District attorney: Adrian Peterson ‘exceeded’ standards
A Texas prosecutor said Saturday that Minnesota Vikings star Adrian Peterson exceeded Texas community standards for reasonable discipline of his child when he inflicted injuries on his son in May.
Based on the evidence, including the injuries, a grand jury in Montgomery County, Texas, indicted him this week on a charge of injury to a child. Peterson turned himself in early Saturday morning and posted a $15,000 bond.
Read: Peterson indictment
“Obviously, parents are entitled to discipline their children as they see fit, except for when that discipline exceeds what the community would say is reasonable,” said Phil Grant, first assistant district attorney in Montgomery County, Texas. “And so a grand jury having indicted this case, looked at the injuries that were inflicted upon this child and determined that discipline was not reasonable and did not reflect the community standards of what was reasonable discipline.”
Grant declined to provide details on the injuries because it’s a pending investigation. He said news reports that provided details of the injuries came from an unlawful leak in the case.
“It appears there’s been a significant leak of very sensitive information regarding this case,” Grant said. He said his office is working to find out the source of that leak and will prosecute it.

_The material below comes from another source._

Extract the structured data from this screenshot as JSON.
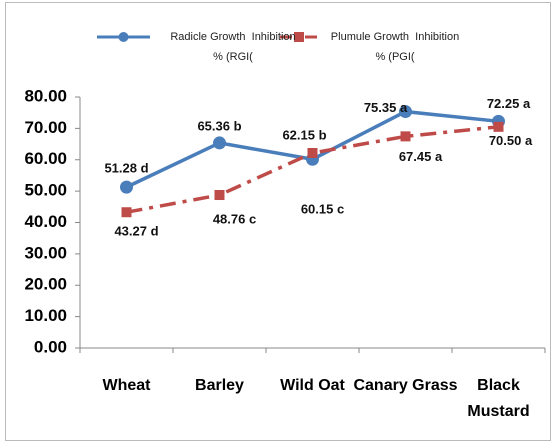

He said the evidence was presented to the grand jury over several weeks and was presented to only one grand jury. “It was not shopped around to multiple grand juries,” Grant said.
Peterson’s attorney, Rusty Hardin, released a statement Friday saying the charge involves the use of a “switch” to spank Peterson’s son, similar to what eterson experienced as a child growing up in east Texas.
“Adrian has never hidden from what happened,” Hardin said in the statement. “He has cooperated fully with authorities and voluntarily testified before the grand jury for several hours.
The key issue in the case likely will be whether the discipline was reasonable.
“It is important to remember that Adrian never intended to harm his son and deeply regrets the unintentional injury,” Hardin said.
Peterson, 29, lost another son in October when the 2-year-old child died of head injuries sustained in an alleged assault at the hands of the boyfriend of the boy’s mother.
He will not play in Sunday’s game against New England.